The more relevant analytical question is what conditions would need to prevail for that 30% return to materialise. Oil prices would need to stabilise or decline from current levels, removing the inflationary and consumer spending pressure that is currently weighing on economic growth expectations. The Federal Reserve would need to maintain or modestly ease policy without triggering a recession. Tariff policy uncertainty would need to resolve in a direction that clarifies rather than complicates corporate planning horizons. Geopolitical developments would need to avoid further escalation. Each of these conditions is plausible individually; their simultaneous realisation is considerably less certain.
Risks to Consider
Stagflation risk — the combination of slowing growth and persistent inflation — is the most challenging macroeconomic environment for equity investors and the scenario that oil price dynamics most directly threaten. If oil prices remain elevated and consumer spending weakens simultaneously, the Federal Reserve faces a policy dilemma with no good options: tightening to contain inflation risks accelerating a growth slowdown, while easing to support growth risks entrenching inflationary expectations.
Correction deepening risk is technically present as long as the S&P 500 remains below its January high. At 6.7% below that high, the index requires only a further 3.3% decline to enter formal correction territory — a threshold that historically attracts algorithmic selling, margin calls, and sentiment deterioration that can accelerate declines beyond what fundamental deterioration alone would produce.
Earnings revision risk accompanies every oil price shock. Corporate earnings estimates embedded in current equity valuations have not yet fully incorporated the margin compression implications of a 50%+ oil price surge across transportation, manufacturing, consumer discretionary, and other energy-intensive sectors. As earnings revision cycles work through sell-side models, consensus expectations are likely to be revised downward in ways that pressure valuations.
Looking Ahead: What the Rest of the Year Requires
The path from Q1’s 4.6% decline to Wall Street’s implied 30% full-year recovery is not impossible — but it is narrow, and it requires conditions that are not yet in place.

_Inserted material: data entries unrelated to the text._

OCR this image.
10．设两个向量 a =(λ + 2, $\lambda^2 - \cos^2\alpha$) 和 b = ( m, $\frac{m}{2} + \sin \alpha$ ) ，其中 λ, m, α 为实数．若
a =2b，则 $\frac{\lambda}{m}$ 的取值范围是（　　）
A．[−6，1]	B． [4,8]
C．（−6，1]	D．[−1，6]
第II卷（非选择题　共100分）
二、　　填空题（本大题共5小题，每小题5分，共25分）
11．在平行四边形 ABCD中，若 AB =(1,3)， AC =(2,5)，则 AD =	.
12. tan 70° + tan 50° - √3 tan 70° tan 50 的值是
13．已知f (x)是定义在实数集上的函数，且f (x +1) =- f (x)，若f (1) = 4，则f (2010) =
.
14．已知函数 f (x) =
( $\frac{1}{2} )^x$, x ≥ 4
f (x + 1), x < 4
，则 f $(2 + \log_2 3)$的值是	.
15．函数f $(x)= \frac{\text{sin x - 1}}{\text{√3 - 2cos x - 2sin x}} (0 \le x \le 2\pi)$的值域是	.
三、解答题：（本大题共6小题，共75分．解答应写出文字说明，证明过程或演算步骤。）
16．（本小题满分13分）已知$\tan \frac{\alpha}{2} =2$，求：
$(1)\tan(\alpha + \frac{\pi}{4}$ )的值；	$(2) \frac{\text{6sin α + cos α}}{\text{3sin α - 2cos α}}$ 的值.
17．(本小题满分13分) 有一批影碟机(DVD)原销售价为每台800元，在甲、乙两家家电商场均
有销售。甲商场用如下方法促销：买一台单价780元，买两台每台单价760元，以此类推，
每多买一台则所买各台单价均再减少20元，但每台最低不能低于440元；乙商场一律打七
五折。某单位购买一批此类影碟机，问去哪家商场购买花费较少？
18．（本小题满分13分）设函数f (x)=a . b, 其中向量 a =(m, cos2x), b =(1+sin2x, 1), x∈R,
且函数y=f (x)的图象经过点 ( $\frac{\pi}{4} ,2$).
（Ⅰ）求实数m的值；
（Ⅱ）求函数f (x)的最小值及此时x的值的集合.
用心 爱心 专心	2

Oil price stabilisation is the single most important near-term variable. An oil price that has risen 50%+ in a month and shows no signs of demand-driven correction needs either supply-side resolution of the underlying geopolitical driver or demand destruction significant enough to cap prices — neither of which is a comfortable economic outcome.

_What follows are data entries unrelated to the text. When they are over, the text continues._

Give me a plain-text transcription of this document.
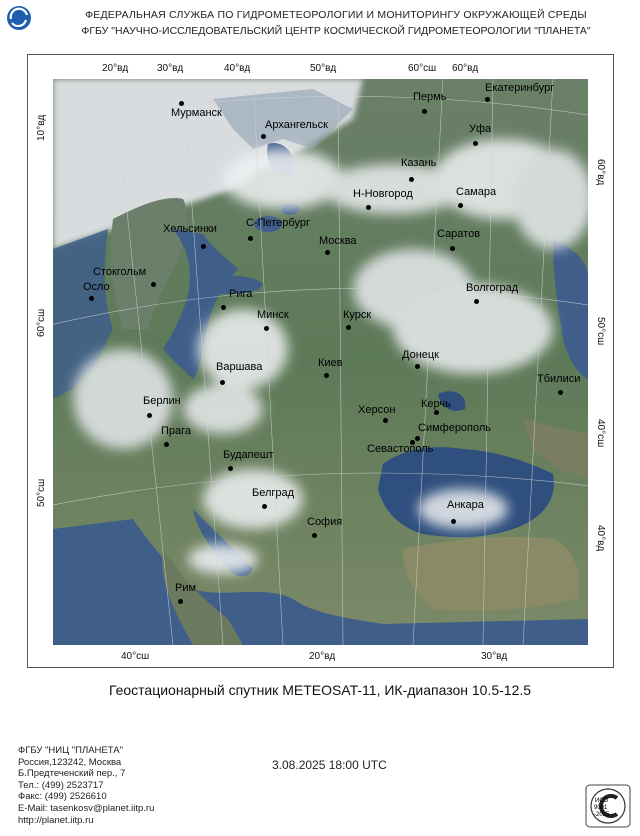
ФЕДЕРАЛЬНАЯ СЛУЖБА ПО ГИДРОМЕТЕОРОЛОГИИ И МОНИТОРИНГУ ОКРУЖАЮЩЕЙ СРЕДЫ
ФГБУ "НАУЧНО-ИССЛЕДОВАТЕЛЬСКИЙ ЦЕНТР КОСМИЧЕСКОЙ ГИДРОМЕТЕОРОЛОГИИ "ПЛАНЕТА"
20°вд	30°вд	40°вд	50°вд	60°сш 60°вд
40°сш	20°вд	30°вд
10°вд
60°сш
50°сш
60°вд
50°сш
40°сш
40°вд
Мурманск
Архангельск
Пермь
Екатеринбург
Уфа
Казань
Н-Новгород	Самара
Хельсинки	С-Петербург
Москва
Саратов
Стокгольм
Осло
Рига	Волгоград
Минск	Курск
Варшава	Киев
Донецк
Берлин
Херсон Керчь
Тбилиси
Прага	Симферополь
Севастополь
Будапешт
Белград
София
Анкара
Рим
Геостационарный спутник METEOSAT-11, ИК-диапазон 10.5-12.5
ФГБУ "НИЦ "ПЛАНЕТА"
Россия,123242, Москва
Б.Предтеченский пер., 7
Тел.: (499) 2523717
Факс: (499) 2526610
E-Mail: tasenkosv@planet.iitp.ru
http://planet.iitp.ru
3.08.2025 18:00 UTC
ИСО
9001
-2015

Federal Reserve communication over the coming weeks will be critical for setting expectations about the interest rate path in an environment of re-accelerating energy inflation. A central bank that signals extended higher-for-longer rates in response to oil-driven inflation will weigh on equity valuations; one that looks through energy price spikes as transitory will provide more supportive conditions for the recovery that consensus price targets imply.

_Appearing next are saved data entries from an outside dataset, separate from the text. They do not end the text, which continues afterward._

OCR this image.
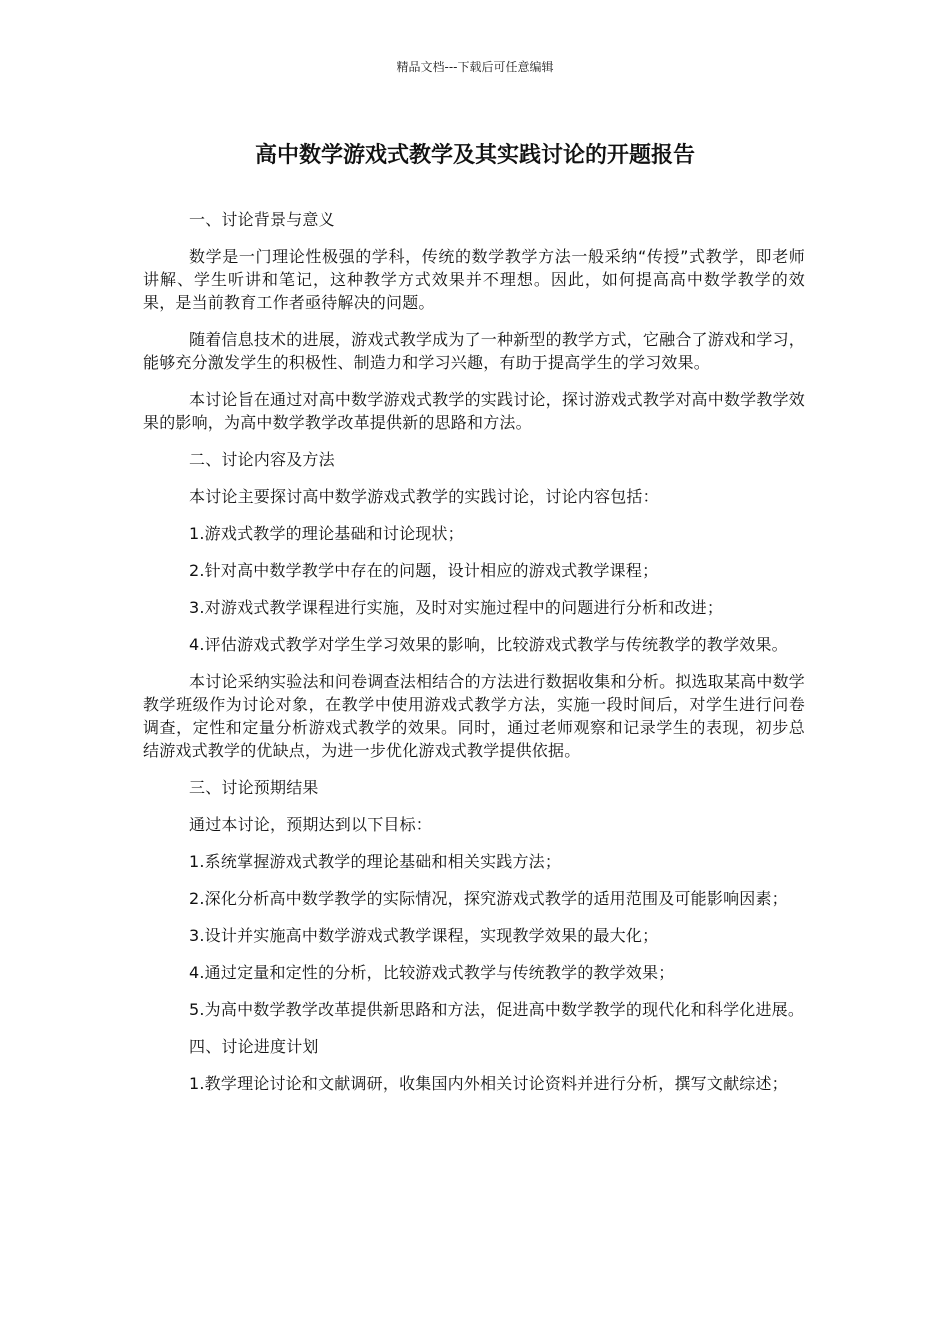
精品文档---下载后可任意编辑
高中数学游戏式教学及其实践讨论的开题报告

一、讨论背景与意义

数学是一门理论性极强的学科，传统的数学教学方法一般采纳“传授”式教学，即老师讲解、学生听讲和笔记，这种教学方式效果并不理想。因此，如何提高高中数学教学的效果，是当前教育工作者亟待解决的问题。

随着信息技术的进展，游戏式教学成为了一种新型的教学方式，它融合了游戏和学习，能够充分激发学生的积极性、制造力和学习兴趣，有助于提高学生的学习效果。

本讨论旨在通过对高中数学游戏式教学的实践讨论，探讨游戏式教学对高中数学教学效果的影响，为高中数学教学改革提供新的思路和方法。

二、讨论内容及方法

本讨论主要探讨高中数学游戏式教学的实践讨论，讨论内容包括：

1.游戏式教学的理论基础和讨论现状；

2.针对高中数学教学中存在的问题，设计相应的游戏式教学课程；

3.对游戏式教学课程进行实施，及时对实施过程中的问题进行分析和改进；

4.评估游戏式教学对学生学习效果的影响，比较游戏式教学与传统教学的教学效果。

本讨论采纳实验法和问卷调查法相结合的方法进行数据收集和分析。拟选取某高中数学教学班级作为讨论对象，在教学中使用游戏式教学方法，实施一段时间后，对学生进行问卷调查，定性和定量分析游戏式教学的效果。同时，通过老师观察和记录学生的表现，初步总结游戏式教学的优缺点，为进一步优化游戏式教学提供依据。

三、讨论预期结果

通过本讨论，预期达到以下目标：

1.系统掌握游戏式教学的理论基础和相关实践方法；

2.深化分析高中数学教学的实际情况，探究游戏式教学的适用范围及可能影响因素；

3.设计并实施高中数学游戏式教学课程，实现教学效果的最大化；

4.通过定量和定性的分析，比较游戏式教学与传统教学的教学效果；

5.为高中数学教学改革提供新思路和方法，促进高中数学教学的现代化和科学化进展。

四、讨论进度计划

1.教学理论讨论和文献调研，收集国内外相关讨论资料并进行分析，撰写文献综述；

And the geopolitical backdrop — which drove both the oil price surge and the equity market deterioration — requires monitoring as a primary, not secondary, market driver for the foreseeable future. Markets that are moving on geopolitical news flow are markets in which fundamental analysis provides incomplete guidance, and investors who anchor too firmly to pre-shock valuation frameworks risk misreading the environment in which they are operating.
Tuesday was a good day. The quarter it closed was not. The honest task now is understanding which of those two data points is the better guide to what comes next.